LB – Foi muito difícil. Nós, irmãos, nos desentendemos por várias vezes por conta dessa idéia: internação. O primeiro pensamento que vem à cabeça das pessoas é o "abandono". "Vocês vão abandonar sua mãe num asilo?" Era essa a frase que ouvíamos. Nós nunca abandonamos nossa mãe! Muito pelo contrário, nos empenhamos ao máximo em dar o melhor para sua condição de vida naquele momento. A doença de Alzheimer é uma doença que requer dedicação integral. As pessoas não sabem é que doentes de Alzheimer ficam totalmente instáveis com mudanças. Mudar o horário da alimentação já causa um grande transtorno. O lugar onde ele vai viver, seja na sua própria casa ou numa casa de repouso (asilo) terá que respeitar – impreterivelmente – uma regra, uma religiosa adaptação ao doente, e não o contrário.

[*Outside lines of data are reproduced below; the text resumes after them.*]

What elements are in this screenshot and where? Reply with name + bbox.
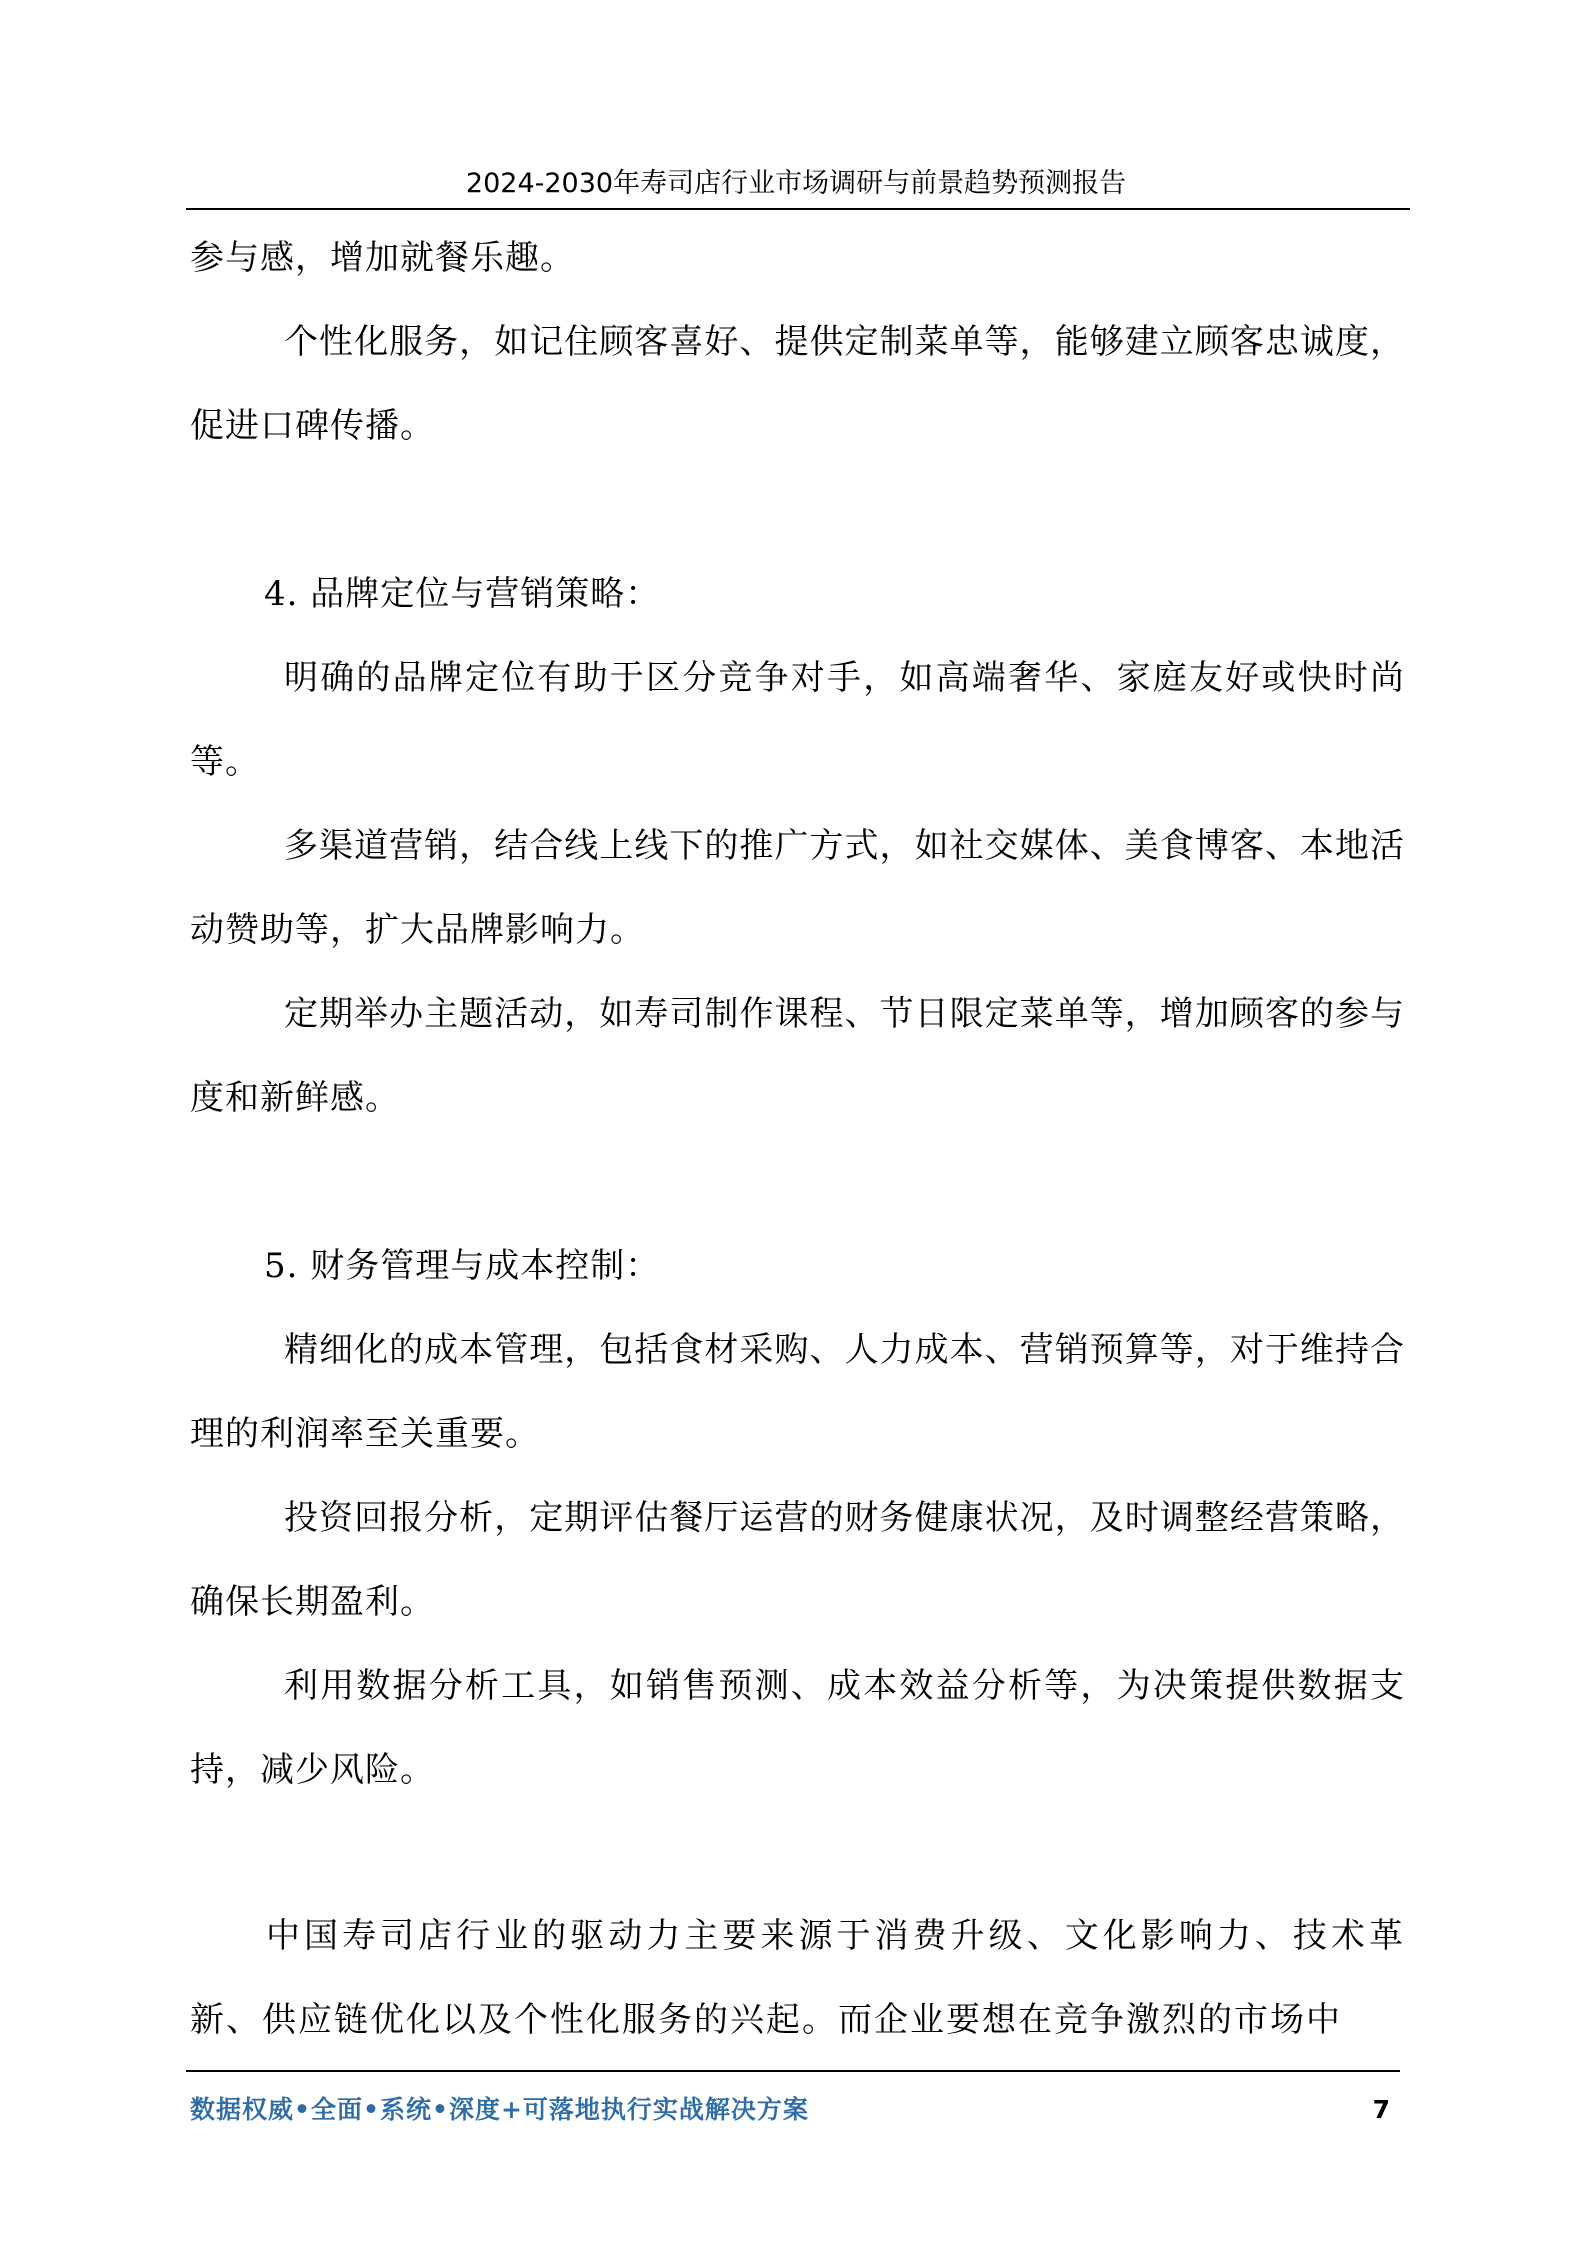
paragraph-continuation: 参与感，增加就餐乐趣。 [190,238,575,278]
page-number: 7 [1372,2095,1390,2124]
section-heading-brand-marketing: 4. 品牌定位与营销策略： [264,574,661,614]
report-title: 2024-2030年寿司店行业市场调研与前景趋势预测报告 [465,168,1127,199]
paragraph-multichannel-marketing: 多渠道营销，结合线上线下的推广方式，如社交媒体、美食博客、本地活动赞助等，扩大品牌影响力。 [190,826,1405,950]
paragraph-cost-management: 精细化的成本管理，包括食材采购、人力成本、营销预算等，对于维持合理的利润率至关重要。 [190,1330,1405,1454]
paragraph-industry-drivers: 中国寿司店行业的驱动力主要来源于消费升级、文化影响力、技术革新、供应链优化以及个性化服务的兴起。而企业要想在竞争激烈的市场中 [190,1916,1405,2040]
header-divider [186,208,1410,210]
paragraph-brand-positioning: 明确的品牌定位有助于区分竞争对手，如高端奢华、家庭友好或快时尚等。 [190,658,1405,782]
footer-divider [186,2070,1400,2072]
paragraph-themed-events: 定期举办主题活动，如寿司制作课程、节日限定菜单等，增加顾客的参与度和新鲜感。 [190,994,1405,1118]
paragraph-personalized-service: 个性化服务，如记住顾客喜好、提供定制菜单等，能够建立顾客忠诚度，促进口碑传播。 [190,322,1405,446]
section-heading-finance-cost: 5. 财务管理与成本控制： [264,1246,661,1286]
paragraph-roi-analysis: 投资回报分析，定期评估餐厅运营的财务健康状况，及时调整经营策略，确保长期盈利。 [190,1498,1405,1622]
paragraph-data-analysis: 利用数据分析工具，如销售预测、成本效益分析等，为决策提供数据支持，减少风险。 [190,1666,1405,1790]
footer-tagline: 数据权威•全面•系统•深度+可落地执行实战解决方案 [190,2095,809,2124]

LIG – Como as famílias, que não têm condições financeiras para cuidar de um doente de Alzheimer, podem encontrar ajuda para diagnósticos e acompanhamentos, aconselhamento sobre a doença sem precisar pagar?

LB – A Secretaria de Assistência à Saúde criou, em abril de 2002, mecanismos para a organização e implantação de Redes Estaduais de Assistência à Saúde do Idoso. E isso muita gente não sabe. Não há divulgação pela mídia. O que também me deixa muito triste. Os "Centros de Referência" no Brasil são responsáveis pelo diagnóstico, tratamento e acompanhamento dos pacientes; orientação aos familiares e cuidadores e o que mais for necessário aos Portadores da Doença de Alzheimer. Imagine quanta gente poderia ser beneficiada se soubesse que há um lugar onde buscar ajuda. A família pode receber ajuda com relação a remédios, fisioterapia, enfermagem, terapia ocupacional, fonoaudiologia, ter acesso a psicólogos e nutricionistas.

Quem deseja conhecer os endereços dos Centros de Referência (para se cadastrar) é só entrar no site da Associação Brasileira de Alzheimer do Rio de Janeiro (www.abrazrj.com.br*). Ou procurar informações no Hospital Universitário Antonio Pedro, em Niterói.

LIG – O que é preciso para o Brasil melhorar a qualidade de vida dos portadores do mal de Alzheimer?

LB – Primeiramente, é fundamental que a família entenda a doença. Há uma ignorância generalizada no país sobre o assunto. Não falo somente da ignorância familiar. Falo do despreparo de profissionais nas áreas de saúde, política, justiça, para o tema "idoso".
Tivemos muitos problemas com especialistas de diversas áreas da saúde que não conduziram, adequadamente, tratamentos para os problemas de nossa mãe por ignorarem os sintomas da doença. Não faziam a menor idéia de como lidar com ela, como conduzir uma entrevista, como manipulá-la, como entender o que ela sentia e como nos reportar o que deveríamos fazer. Não sabiam. Simplesmente não sabem.

Na justiça, também tivemos problemas sérios por desconhecimento total e tamanha alienação do Juiz da Vara de Família sobre a doença. Fazendo de um processo de interdição uma eterna e desgastante ‘via crucis' para nossa mãe que já padecia dos primeiros sintomas e necessitava urgente de cuidados especiais. Não desejo o que passamos para o pior inimigo. Esse é o meu objetivo. Evitar que outros passem pelo que passei.